A significant issue facing this community is pubic understanding and perception. Although the general public accept that their own workplaces are vastly differing places than they were 20-30 years ago, many people still think school should look the same with the same learning structures, discipline structures, and curriculum dictates that were present when they were at school. While teachers and leaders within this community of practice are working hard to influence other educators, the general community needs to be helped to develop a greater understanding of the purpose of the changing more innovative, or modern, practice in classrooms and schools.

There are however challenges this community of practice face. How to continue to practice highly and get the best result for students, while experimenting with new approaches and methods implementing the curriculum can be a double-edged sword.
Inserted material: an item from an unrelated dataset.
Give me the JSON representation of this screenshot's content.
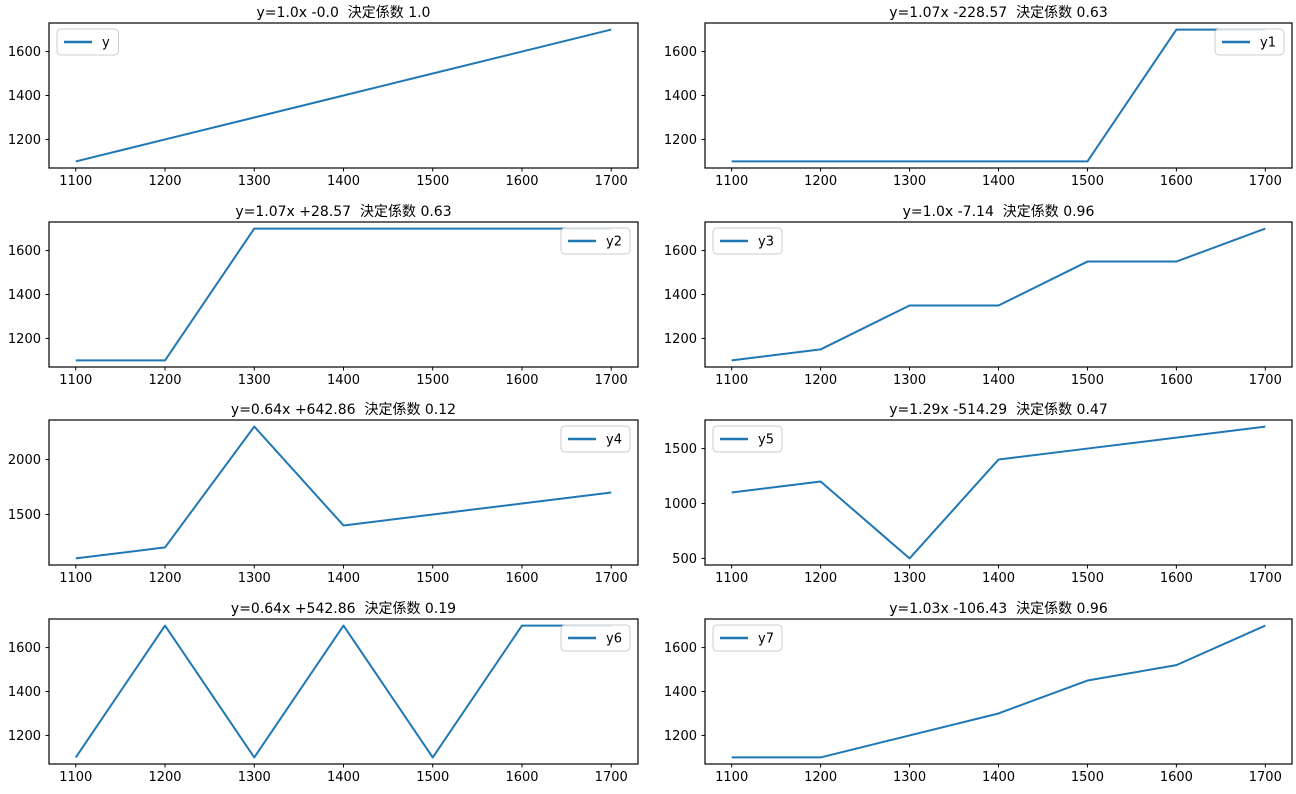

The sharing of practice- of successes, and even more importantly failures is an important part to the strengthening and developing of the practice of the member son this community of practice. Blogging, twitter chats, google plus communities are all aiding this every day. Continuing to encourage each other to delve deeper, to reflect and to change practice in relation to these reflections is what will make this community of practice thrive and flourish.

It is a community of practice I am proud to be a part of. (2015). Introduction to communities of practice | Wenger-Trayner. Retrieved from

Monday, February 1, 2016

Reflections on Reflection

Mindlab Post 3/10

The Finlay (2008) Reflecting on Reflective Practice paper is a subject dear to my heart. 

For many years I have extolled the virtues of teaching learners to self reflects and change actions based on these reflections, as well as tried to inspire and install this as a common practice in educators I have worked with. I have adamantly seen the need to schedule this into planning and timetables or else it becomes the thing “we run out of time to do.” 

Without reflection we cannot change our actions. All student management systems I have implemented at schools have refection as the key element. If students are just punished they will not change the pattern of behaviour. Serious attention needs to be given to reflection and creating new habits for a change to occur.

Over the last two years I have posted about developing the concept of learning muscles in  classroom and the a school. You can read another post on this here. You will see that refection is one of the key muscles.

Personally I use a fairly general model of reflect..think about changes I would like to make..set a goal around this changes and then create a timeline to make those changes to. Sometimes I blog or tweet about this, and sometimes I don’t. Here is an example where I learnt about the true value of reflecting.

I think my goal for the next year is to become more public with these reflections, and write about them in order to become even more introspective and to allow others the opportunity to learn from my writing about the ongoing changes I make to my practice.